# Basic Image Classification with Feedforward NN and LetNet5

All libraries we introduced in the last chapter provide support for convolutional layers. We are going to illustrate the LeNet5 architecture using the most basic MNIST handwritten digit dataset, and then use AlexNet on CIFAR10, a simplified version of the original ImageNet to demonstrate the use of data augmentation.
    LeNet5 and MNIST using Flux.

## Imports

In [None]:
using Flux
using Flux.Data: DataLoader
using Flux.Optimise: Optimiser, WeightDecay
using Flux: onehotbatch, onecold, flatten
using Flux.Losses: logitcrossentropy
using Statistics, Random
using Logging: with_logger
using TensorBoardLogger: TBLogger, tb_overwrite, set_step!, set_step_increment!
using ProgressMeter: @showprogress
import MLDatasets
import BSON
using CUDA

## Load MNIST Database

The original MNIST dataset contains 60,000 images in 28x28 pixel resolution with a single grayscale containing handwritten digits from 0 to 9. A good alternative is the more challenging but structurally similar Fashion MNIST dataset that we encountered in Chapter 12 on Unsupervised Learning.
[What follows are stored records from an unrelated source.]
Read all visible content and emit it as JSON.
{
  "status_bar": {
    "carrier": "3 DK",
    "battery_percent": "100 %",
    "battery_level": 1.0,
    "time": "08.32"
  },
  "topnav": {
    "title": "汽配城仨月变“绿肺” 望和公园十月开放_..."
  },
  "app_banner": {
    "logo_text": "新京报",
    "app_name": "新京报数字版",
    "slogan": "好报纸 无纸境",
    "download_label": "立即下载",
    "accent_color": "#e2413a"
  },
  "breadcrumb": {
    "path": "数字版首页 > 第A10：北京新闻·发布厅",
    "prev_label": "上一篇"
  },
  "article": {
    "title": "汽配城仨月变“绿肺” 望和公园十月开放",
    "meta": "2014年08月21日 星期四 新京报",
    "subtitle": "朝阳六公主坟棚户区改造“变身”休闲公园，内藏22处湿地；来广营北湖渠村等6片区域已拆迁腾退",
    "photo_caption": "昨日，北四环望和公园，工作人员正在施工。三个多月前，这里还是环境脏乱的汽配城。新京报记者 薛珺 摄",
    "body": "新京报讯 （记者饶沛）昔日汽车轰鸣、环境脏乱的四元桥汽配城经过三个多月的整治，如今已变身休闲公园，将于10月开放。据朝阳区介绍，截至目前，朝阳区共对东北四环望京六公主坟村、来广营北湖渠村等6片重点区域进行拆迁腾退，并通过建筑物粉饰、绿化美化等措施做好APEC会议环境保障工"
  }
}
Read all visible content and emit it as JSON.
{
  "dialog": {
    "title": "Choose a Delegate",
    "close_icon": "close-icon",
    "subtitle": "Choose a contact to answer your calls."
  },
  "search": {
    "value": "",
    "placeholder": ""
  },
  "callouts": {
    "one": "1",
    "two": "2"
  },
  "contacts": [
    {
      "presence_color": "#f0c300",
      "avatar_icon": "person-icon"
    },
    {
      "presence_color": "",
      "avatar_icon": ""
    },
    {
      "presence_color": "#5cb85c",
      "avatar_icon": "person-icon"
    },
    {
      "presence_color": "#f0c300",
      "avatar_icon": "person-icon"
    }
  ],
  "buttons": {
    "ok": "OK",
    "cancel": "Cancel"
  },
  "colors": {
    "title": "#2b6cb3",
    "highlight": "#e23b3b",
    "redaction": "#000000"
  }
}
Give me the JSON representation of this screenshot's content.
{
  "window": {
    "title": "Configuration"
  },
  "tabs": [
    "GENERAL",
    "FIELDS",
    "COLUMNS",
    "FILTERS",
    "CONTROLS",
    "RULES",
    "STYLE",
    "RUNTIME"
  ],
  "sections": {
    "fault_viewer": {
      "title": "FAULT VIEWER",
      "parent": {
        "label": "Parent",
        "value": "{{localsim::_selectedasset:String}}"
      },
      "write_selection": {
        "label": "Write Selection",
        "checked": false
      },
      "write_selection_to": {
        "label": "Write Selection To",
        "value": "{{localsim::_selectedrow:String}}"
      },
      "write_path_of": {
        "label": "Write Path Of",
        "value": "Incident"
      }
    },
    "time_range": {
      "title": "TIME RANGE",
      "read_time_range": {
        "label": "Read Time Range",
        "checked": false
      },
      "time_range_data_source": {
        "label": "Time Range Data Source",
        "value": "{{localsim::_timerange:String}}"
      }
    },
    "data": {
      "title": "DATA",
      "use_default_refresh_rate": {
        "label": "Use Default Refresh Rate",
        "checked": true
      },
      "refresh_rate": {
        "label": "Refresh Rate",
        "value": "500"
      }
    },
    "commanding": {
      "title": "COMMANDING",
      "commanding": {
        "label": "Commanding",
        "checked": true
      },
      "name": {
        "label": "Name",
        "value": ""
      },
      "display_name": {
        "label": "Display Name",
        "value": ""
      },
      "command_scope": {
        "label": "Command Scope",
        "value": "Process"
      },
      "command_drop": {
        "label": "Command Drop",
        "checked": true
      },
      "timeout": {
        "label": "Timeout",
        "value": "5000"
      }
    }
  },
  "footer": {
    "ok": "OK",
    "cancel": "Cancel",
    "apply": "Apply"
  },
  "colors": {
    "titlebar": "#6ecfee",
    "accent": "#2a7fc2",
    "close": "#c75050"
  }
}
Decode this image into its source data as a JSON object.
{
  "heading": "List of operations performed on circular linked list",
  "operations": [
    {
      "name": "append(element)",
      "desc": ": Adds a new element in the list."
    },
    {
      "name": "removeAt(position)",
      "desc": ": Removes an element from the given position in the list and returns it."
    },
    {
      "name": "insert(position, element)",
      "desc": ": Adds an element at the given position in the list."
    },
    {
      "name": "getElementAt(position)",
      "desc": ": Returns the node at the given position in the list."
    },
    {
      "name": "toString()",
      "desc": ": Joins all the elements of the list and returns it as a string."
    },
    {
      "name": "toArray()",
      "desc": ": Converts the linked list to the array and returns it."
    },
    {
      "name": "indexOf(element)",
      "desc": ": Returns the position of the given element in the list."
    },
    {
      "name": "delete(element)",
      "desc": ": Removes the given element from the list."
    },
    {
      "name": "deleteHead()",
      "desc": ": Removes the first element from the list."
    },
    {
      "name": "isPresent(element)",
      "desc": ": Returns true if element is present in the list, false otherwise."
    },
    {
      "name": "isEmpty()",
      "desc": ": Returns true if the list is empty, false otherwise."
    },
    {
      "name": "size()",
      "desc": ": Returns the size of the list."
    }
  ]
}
We can load it in flux out of the box:


In [None]:
# MLDatasets.MNIST.download("MNIST/", i_accept_the_terms_of_use=true)

In [None]:
using MLUtils: shuffleobs

xtrain, ytrain = MLDatasets.MNIST.traindata(Float32; dir="MNIST/");
xtest, ytest = MLDatasets.MNIST.testdata(Float32; dir="MNIST/");

xtrain = reshape(xtrain, 28, 28, 1, :)
xtest = reshape(xtest, 28, 28, 1, :)

xtrain = xtrain[:, :, :, 1:1000];
ytrain = ytrain[1:1000];
xtest = xtest[:, :, :, 1:500];
ytest = ytest[1:500];

n_train = size(xtrain, 4);
n_test = size(xtest, 4);

In [None]:
print("The MNIST database has a training set of $n_train examples.\n")
print("The MNIST database has a test set of $n_test examples.\n")

In [None]:
size(xtrain), size(xtest), size(ytrain), size(ytest)

## Visualize Data

### Visualize First 10 Training Images

The below figure shows the first ten images in the dataset and highlights significant variation among instances of the same digit. On the right, it shows how the pixel values for an indivual image range from 0 to 255.

In [None]:
using CairoMakie, Images

In [None]:
W = H = 28;
scale = 10;

nrow, ncol = 5, 5;
f = Figure(backgroundcolor = RGBf(0.0, 0.0, 0.0), resolution = (ncol * W * scale, nrow * H * scale));

N = nrow * ncol;
n = 1;
for row ∈ 1:nrow
    for col ∈ 1:ncol
        gray_image = (reshape(xtrain[:, :, :, n], 28, 28))
        image(f[row, col], gray_image, axis = (aspect = DataAspect(), yreversed = true, title = "Digit: $(ytrain[n])", titlecolor=:white));
        n += 1;
    end
end

f

### Show random image in detail

In [None]:
random_ = floor(Int, rand() * n_train)

In [None]:
scale = 50;

f = Figure(backgroundcolor = RGBf(0.0, 0.0, 0.0), resolution = (ncol * W * scale, nrow * H * scale));


gray_image = (reshape(xtrain[:, :, :, random_], 28, 28))
image(f[1, 1], gray_image, axis = (aspect = DataAspect(), yreversed = true, title = "Digit: $(ytrain[random_])", titlecolor=:white, titlesize=200));

f

## Prepare Data

### Rescale pixel values

We rescale the pixel values to the range [0, 1] to normalize the training data and faciliate the backpropagation process and convert the data to 32 bit floats that reduce memory requirements and computational cost while providing sufficient precision for our use case:

In Flux MLDataset API all images pixels values are in the range [0, 1] already.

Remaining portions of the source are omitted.